One of the most popular teachers on the campus, Steil has six full classes and had planned to retire this year. But instead, he’s rebuilding and will now need to continue to teach a few more years.
“We’re tweeners,” he jokingly said and explained that there’s a group of Palisadians that are too young not to rebuild, but who are “old” because they have already raised their children. Both his boys attended Palisades Elementary, Paul Revere and Pali High and played sports.
He told CTN, “If I knew I’d have 30 years of magic and then it would all burn down,” he said he wouldn’t do anything different, “I’d still take it.”

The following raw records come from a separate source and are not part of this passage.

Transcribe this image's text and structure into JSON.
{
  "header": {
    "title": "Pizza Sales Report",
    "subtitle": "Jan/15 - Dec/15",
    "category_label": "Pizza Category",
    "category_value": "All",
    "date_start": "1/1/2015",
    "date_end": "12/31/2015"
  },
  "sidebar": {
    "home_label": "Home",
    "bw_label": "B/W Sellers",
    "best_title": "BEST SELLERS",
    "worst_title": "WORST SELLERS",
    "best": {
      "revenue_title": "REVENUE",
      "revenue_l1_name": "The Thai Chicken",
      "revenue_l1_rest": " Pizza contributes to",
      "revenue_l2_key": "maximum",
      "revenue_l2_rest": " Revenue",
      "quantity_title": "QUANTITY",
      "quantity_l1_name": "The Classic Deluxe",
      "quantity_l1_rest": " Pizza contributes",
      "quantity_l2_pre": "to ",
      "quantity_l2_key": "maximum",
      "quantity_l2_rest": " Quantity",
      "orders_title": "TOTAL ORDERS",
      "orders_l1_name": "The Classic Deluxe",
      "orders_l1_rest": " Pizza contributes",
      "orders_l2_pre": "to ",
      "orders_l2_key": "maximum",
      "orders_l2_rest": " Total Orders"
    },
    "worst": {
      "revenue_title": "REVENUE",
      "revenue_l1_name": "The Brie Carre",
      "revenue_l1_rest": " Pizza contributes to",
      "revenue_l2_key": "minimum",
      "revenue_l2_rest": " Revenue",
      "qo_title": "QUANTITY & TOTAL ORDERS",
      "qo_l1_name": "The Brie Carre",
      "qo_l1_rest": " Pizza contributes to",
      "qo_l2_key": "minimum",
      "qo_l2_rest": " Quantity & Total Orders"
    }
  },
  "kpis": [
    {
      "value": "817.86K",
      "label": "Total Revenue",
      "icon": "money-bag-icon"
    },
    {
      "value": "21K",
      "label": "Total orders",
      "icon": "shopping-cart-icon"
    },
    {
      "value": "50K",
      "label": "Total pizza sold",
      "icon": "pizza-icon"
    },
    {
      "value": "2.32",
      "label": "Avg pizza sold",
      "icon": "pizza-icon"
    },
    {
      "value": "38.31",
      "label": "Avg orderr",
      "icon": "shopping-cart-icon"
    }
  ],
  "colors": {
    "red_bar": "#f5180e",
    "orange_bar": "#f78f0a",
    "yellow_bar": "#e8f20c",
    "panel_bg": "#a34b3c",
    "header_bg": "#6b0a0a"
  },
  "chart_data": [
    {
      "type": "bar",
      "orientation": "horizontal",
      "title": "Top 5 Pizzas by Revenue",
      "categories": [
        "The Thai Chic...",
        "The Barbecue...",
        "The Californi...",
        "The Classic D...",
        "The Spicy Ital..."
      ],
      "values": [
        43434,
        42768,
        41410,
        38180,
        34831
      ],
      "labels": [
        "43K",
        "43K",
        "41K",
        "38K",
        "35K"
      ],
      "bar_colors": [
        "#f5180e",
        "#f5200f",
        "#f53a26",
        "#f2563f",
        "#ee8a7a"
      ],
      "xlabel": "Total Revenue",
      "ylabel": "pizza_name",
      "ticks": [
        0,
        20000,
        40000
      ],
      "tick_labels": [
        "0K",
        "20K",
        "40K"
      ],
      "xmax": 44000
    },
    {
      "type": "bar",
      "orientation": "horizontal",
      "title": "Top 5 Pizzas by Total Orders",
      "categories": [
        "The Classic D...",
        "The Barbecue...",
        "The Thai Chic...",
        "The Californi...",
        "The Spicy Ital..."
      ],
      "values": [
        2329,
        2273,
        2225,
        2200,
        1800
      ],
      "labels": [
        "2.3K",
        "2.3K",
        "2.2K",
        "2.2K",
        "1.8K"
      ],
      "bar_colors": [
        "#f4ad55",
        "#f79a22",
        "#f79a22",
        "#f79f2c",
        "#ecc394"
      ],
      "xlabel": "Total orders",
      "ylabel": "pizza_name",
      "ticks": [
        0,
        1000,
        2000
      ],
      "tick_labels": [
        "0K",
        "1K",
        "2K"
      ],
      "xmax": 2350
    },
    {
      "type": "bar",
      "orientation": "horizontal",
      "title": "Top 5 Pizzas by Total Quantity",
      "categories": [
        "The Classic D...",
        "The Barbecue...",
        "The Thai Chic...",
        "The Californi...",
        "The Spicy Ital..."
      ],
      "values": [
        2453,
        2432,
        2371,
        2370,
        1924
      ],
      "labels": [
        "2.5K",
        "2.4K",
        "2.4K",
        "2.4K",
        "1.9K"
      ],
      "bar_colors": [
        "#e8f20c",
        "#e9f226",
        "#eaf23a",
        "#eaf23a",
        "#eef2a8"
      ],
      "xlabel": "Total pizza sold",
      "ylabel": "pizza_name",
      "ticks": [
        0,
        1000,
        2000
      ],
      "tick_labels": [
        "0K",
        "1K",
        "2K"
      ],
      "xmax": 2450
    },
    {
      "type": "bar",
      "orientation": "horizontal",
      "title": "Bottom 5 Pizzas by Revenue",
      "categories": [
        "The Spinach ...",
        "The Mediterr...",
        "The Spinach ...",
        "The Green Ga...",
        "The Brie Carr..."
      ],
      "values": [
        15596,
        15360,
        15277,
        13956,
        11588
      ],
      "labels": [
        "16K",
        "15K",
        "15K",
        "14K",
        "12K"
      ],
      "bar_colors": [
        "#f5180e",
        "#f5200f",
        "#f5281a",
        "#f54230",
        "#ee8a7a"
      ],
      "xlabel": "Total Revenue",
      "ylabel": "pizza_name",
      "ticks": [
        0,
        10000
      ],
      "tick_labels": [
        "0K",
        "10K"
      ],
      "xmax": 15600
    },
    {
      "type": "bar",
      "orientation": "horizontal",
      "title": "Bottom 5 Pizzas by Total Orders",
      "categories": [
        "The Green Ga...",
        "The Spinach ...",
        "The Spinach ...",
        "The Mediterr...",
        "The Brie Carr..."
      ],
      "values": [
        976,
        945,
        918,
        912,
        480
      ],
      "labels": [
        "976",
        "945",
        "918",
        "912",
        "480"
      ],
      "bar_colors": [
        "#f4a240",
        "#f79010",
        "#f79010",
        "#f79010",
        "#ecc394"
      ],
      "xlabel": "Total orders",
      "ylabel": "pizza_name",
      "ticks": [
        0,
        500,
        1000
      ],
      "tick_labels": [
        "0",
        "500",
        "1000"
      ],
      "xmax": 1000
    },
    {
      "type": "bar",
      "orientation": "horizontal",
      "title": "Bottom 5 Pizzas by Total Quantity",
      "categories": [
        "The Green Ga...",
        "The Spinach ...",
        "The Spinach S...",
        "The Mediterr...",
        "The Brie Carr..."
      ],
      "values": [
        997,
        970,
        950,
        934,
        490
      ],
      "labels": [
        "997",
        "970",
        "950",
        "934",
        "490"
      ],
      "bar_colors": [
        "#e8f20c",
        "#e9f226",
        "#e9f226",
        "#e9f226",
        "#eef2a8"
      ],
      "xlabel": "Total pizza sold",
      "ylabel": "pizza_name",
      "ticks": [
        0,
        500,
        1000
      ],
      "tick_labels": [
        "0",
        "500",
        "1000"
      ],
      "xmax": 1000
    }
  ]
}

Between rebuilding and teaching, He’s leaving it to Blurb to handle the orders.“That’s the beauty of Blurb,” he said, “people can order, pay and Blurb sends it out.” He was asked how long the albums were be available and he checked with the company and said “They said they will host this project for years.”
If you or if you know someone who has lost a yearbook:
1. Visit: https://www.blurb.com/search/site_search
2. Click on the Bookstore tab
3. Search for “Palisades Surf”
Steil said, “We are proud to make this archive of Pali High memories accessible once again.”
(Editor’s note: This editor’s three children graduated from PaliHi. I went to the website and easily ordered the three yearbooks. They are truly great to have back on a bookshelf.)